Kitaplarda yazanların bazılarını ve özellikle Alev Alatlı hocanın tesbitlerini kısaca özetliyelim...
Birlikte okuyalım:
‘İslamafobi’ bir proje değil, strateji. Asıl proje, yeryüzünün ‘Goyim’den temizlenmesi. ‘Goyim’ kim? Goyim, meğerki Yahudilere hizmet ediyor olsunlar, ‘yeryüzünde onlara yer olmayanlar.’ Tanımı yapan Hahambaşı Ovadia Yosef (1918-2013). Kısaca ‘Shas’ olarak bilinen Tevrad’ın Sefarad Askerleri isimli aşırı radikal siyasi partinin kurucusu ve ruhani lideriydi. 1984 yılında kurduğu SHAS, o gün bugün koalisyonun küçük ortağı olarak İsrail hükümetlerinde yer alır. İster sol eğilimli İşçi Partisi, ister milliyetçi/ muhafazakâr LİKUD çoğunlukta olsun, fark etmez.
Sanmayın ki Ovadia Yosef’in Goyim tanımı, iktidara talip bir siyasinin popülist hamasetinden ibarettir. Farklı içtihatlar olmakla birlikte Yahudi akaidinde ‘Goyim’, ‘sadece bize /Yahudilere/ hizmet için’ doğanlar anlamındadır. Müslüman, Hristiyan, Budist, pagan fark etmez, ‘Çalışacaklar, saban sürecekler, hasat biçecekler.
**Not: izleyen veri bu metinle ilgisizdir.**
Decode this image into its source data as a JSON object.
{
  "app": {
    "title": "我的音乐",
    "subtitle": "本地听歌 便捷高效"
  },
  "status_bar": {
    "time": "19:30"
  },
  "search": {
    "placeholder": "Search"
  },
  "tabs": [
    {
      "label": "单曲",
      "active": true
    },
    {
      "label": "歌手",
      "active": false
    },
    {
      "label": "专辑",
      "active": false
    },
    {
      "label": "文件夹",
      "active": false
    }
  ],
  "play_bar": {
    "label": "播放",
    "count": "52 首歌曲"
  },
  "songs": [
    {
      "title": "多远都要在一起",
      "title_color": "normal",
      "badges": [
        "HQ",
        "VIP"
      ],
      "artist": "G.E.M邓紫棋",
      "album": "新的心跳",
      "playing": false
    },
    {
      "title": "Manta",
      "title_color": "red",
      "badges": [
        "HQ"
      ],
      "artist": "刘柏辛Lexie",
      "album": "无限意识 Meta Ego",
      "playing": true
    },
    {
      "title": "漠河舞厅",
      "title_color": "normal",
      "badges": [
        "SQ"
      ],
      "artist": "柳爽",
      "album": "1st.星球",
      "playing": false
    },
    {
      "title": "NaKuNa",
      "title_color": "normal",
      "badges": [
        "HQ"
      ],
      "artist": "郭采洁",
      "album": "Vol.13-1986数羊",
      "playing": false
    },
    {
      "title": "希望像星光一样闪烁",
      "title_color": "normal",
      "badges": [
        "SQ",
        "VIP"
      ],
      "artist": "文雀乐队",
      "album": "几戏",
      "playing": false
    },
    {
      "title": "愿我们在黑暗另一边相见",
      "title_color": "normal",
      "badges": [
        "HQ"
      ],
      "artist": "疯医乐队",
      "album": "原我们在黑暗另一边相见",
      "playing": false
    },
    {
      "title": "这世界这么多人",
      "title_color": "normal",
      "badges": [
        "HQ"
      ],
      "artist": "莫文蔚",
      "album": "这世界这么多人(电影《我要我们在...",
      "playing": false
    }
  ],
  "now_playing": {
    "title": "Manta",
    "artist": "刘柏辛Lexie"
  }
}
Biz /Yahudiler/ bir efendi gibi oturup yiyeceğiz. Yahudi olmayanlar işte bu yüzden yaratıldı’ şeklindeki binlerce yıllık dünya görüşünün aksiyomlarından biri..
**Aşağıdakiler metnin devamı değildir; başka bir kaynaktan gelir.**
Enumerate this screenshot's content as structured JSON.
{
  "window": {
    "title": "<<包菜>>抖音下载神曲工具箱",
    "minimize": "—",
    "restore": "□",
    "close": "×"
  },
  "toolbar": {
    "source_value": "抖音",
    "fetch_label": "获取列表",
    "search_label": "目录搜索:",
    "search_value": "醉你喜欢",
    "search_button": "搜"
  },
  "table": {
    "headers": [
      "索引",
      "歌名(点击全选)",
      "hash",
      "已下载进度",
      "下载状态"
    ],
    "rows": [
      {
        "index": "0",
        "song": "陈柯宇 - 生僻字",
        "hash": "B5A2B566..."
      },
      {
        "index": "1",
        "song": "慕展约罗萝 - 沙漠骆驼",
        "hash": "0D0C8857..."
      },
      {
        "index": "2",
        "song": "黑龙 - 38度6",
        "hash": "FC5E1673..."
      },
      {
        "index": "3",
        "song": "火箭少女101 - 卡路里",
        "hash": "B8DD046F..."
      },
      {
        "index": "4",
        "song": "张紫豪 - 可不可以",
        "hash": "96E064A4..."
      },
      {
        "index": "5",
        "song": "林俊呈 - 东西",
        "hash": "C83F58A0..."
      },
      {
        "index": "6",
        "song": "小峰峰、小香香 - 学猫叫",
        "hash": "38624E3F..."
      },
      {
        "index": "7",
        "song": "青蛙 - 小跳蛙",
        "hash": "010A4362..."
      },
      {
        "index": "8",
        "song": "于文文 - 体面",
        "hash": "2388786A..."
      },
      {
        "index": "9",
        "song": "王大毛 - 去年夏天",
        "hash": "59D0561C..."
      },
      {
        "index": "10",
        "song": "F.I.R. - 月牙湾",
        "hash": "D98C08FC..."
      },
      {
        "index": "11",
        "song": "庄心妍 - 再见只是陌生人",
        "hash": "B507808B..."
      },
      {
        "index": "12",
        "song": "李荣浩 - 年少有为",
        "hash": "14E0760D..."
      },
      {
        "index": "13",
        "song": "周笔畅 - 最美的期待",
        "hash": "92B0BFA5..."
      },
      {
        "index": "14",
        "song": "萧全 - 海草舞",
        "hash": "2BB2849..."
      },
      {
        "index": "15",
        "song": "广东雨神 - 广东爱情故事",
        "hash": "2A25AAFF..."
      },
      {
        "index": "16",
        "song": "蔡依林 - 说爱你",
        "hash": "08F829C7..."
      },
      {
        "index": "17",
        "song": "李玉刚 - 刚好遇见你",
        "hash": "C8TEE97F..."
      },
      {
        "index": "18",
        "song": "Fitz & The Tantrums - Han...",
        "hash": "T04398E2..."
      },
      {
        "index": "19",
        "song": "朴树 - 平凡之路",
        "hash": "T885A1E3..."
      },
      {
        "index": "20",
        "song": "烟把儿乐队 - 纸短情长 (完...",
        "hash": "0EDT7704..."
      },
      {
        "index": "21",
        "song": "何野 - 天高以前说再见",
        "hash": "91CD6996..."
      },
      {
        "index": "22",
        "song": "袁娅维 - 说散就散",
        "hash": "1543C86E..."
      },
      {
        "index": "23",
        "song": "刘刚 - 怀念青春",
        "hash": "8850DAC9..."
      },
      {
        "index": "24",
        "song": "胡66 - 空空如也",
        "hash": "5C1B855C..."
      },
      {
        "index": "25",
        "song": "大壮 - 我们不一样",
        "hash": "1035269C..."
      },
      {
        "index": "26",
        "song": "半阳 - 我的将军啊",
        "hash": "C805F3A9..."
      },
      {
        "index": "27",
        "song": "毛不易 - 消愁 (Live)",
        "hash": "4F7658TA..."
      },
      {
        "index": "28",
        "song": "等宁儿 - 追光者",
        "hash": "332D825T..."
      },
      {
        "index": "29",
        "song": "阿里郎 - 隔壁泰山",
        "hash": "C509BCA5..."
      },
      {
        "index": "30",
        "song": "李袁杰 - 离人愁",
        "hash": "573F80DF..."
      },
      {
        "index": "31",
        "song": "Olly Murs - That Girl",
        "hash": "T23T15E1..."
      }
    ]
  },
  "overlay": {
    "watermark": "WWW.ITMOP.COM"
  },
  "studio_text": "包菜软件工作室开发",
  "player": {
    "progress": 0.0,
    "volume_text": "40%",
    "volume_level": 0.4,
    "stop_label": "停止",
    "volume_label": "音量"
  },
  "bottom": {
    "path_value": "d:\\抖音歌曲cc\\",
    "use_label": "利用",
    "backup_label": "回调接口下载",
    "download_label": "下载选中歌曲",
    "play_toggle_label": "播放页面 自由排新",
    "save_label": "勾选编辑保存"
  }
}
Yahudi ve Goyim ayrımının, firavun-köle, sömürgeci-köle, derebeyi-serf, kapitalist-proleter ikiliğinin Eski Ahit’in tanrısı Rab Yahova’nın onay, emir ve kutsamasıyla oluştuğunu idrak etmelisiniz. Zaman içinde “haves and have nots” yani zenginler-yoksullar ikilemine de mesnet teşkil eden bu dünya görüşünün, “İsa’nın hakkını İsa’ya, Kayzer’in hakkını Kayzer’e” teslim etmek suretiyle dünya işlerine karışmamayı tercih eden Hristiyanlar tarafından yadırganmadığına dikkat edin. Nitekim yüzyıllar süren devasa köle ticareti böyle mümkün olabilmiştir. Halen de öyle..
Öte yandan, 1900’lü yılların başlarından itibaren Eski Ahit-Yeni Ahit, yani Musevi ve İsevi yakınlaşması söz konusudur. Günümüze, Yahudi-Hristiyan füzyonu olarak yansıyan bu yakınlaşma, çalışkan, alçak gönüllü, yardımsever, cömert ilk İsevilerin saf dışı edilmeleri, yerlerini Yahova’nın Şahitleri, Yedinci Gün Adventistleri vb. Rab Yahova köktencisi, nevzuhur tarikatlara bırakmalarıyla sonuçlanır. Gelinen noktada İbrahimi dinlerin kadim silsilesi bozulmuş, tedavüldeki Hristiyanlık, Rab Yahova’nın himaye ve önderliğinde Yahudileşmeye durmuştur. Vatikan dâhil kalelerin birer birer teslim bayrağı çektiği bu süreçte, İslam’ın Kitaplı dinlerdeki yeri yok edilmeye çalışılır.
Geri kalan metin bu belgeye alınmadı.